EU trade deals risk affordability of generic medicines for Global South

This article was originally published in Politico. You can read it here.


 

India has long been known as the “pharmacy of the world,” producing generic medicines at prices that other developing countries and global institutions can afford. The country was the single largest supplier of pharmaceutical products to Africa in 2018, and accounted for a fifth of the continent’s pharmaceutical imports.

However, as the European Union now negotiates free trade agreements with India and Indonesia — another major generics-producing nation — the bloc’s been proposing far stricter protection of intellectual property rights. And such protection could threaten the affordability of generic medicines these countries export to the Global South.

It’s vital we remember the lessons of the HIV and AIDS pandemic. It was the influx of affordable generics from India that helped drive down the price of treatment from over $10,000 to under $100 per year, saving countless lives. But India’s thriving generics industry could only do this because these medicines were developed before it had to implement the 1995 World Trade Organization (WTO) agreement on Trade-Related Aspects of Intellectual Property Rights (TRIPS).

TRIPS was based on the promise to increase innovation and social benefits for all. However, it instead tipped the balance in favor of the pharmaceutical industry’s commercial interests, and away from access to affordable medicines. For example, the development of a range of long-acting HIV prevention and treatment medicines could be transformative in advancing the end of AIDS — but this can only happen if those medicines are made widely available at low prices through large-scale generic production.

This issue came to a head during the COVID-19 pandemic when, after relentless pharmaceutical industry lobbying, the EU and other wealthy countries blocked India and South Africa’s proposal to temporarily waive some TRIPS obligations for COVID-19 medical products.

Interestingly, the European Commission does appear to recognize that overly restrictive intellectual property rules can be harmful. It recently proposed a seismic package of reforms to pharmaceutical and intellectual property regulations — seemingly an attempt to wrestle back some balance between such restrictions and access to medicines in Europe.

The Commission is right to do this for its citizens’ health, and the lesson applies to other parts of the world too. However, in trade agreements, the bloc has continued to pressure developing countries to include disproportionate intellectual property protections that go far beyond the TRIPS agreement.

For example, in negotiations with Indonesia, the bloc proposed an extensive intellectual property enforcement regime that could adversely impact access to medicines. It has also sought to extend the duration a pharmaceutical producer is granted a patent monopoly and expand exclusive rights to data, both of which would delay the marketing of affordable generic versions.

We already know from previous experience that such proposals — known as TRIPS-plus — can have devastating consequences for access to medicines.

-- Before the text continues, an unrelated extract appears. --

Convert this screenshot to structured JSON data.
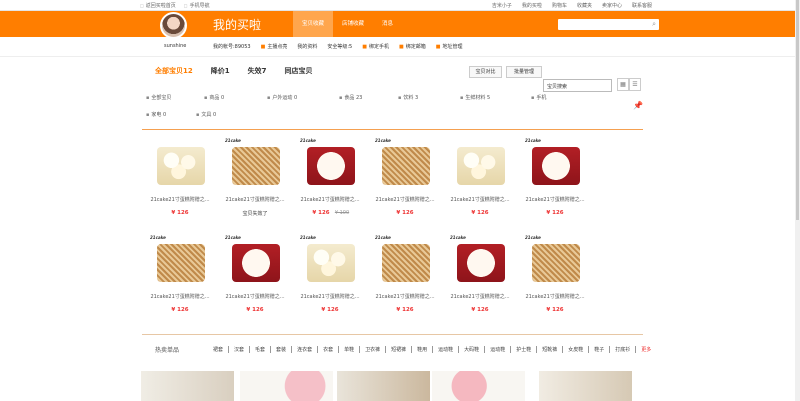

In Jordan, for instance, between 2002 and 2006, the less expensive generic alternatives of 79 percent of medicines were delayed by data exclusivity, threatening the financial sustainability of government public health programs. Similarly, Guatemalans found themselves unable to access medicines readily available in most countries at affordable prices, as Guatemala is bound by data exclusivity clauses in its free trade agreement with the United States.

The cost burden of these restrictions can be devastating. In Colombia, data exclusivity increased the public health system’s costs by $396 million between 2003 and 2011. Meanwhile, in 2006, the Korean National Health Insurance Corporation calculated that a four-year patent term extension would cost 722.5 billion won — the equivalent of $757 million at the time.

These provisions have been repeatedly denounced by human rights experts.

The U.N. Special Rapporteur on the Right to Health proposed that “developed countries should not encourage developing countries to enter into” free trade agreements with TRIPS-plus measures, and that they should “be mindful of actions which may infringe upon the right to health.” In the same vein, as U.N. system leaders, we supported a 2016 report acknowledging governments’ limited policy space to enact actions regarding access to medicines due to TRIPS-plus measures in trade deals, which undermines their ability to protect the human right to health.

The European Parliament has similarly recognized the importance of medicines as global public goods, and it has repeatedly called on the Commission to exclude TRIPS-plus requirements in trade negotiations — much like in its 2021 resolution to ensure all HIV antiretroviral treatments are affordable.

A sustained, affordable supply of generic medicines is essential for health — as well as for preventing the next pandemic. Yet, the stricter intellectual property rules EU negotiators propose for India and Indonesia would undermine — and even thwart — access to affordable medicines in developing countries.

India’s negotiators note they’ve “firmly communicated” that data exclusivity and patent term extensions are “redlines” for them in these negotiations. But the EU should never have demanded such changes in the first place.

EU negotiators should drop TRIPS-plus proposals, and entirely avoid them in future negotiations with developing countries. The world’s supply of generic medicines is a lifeline for the Global South — and this is more important than the profits of a handful of companies.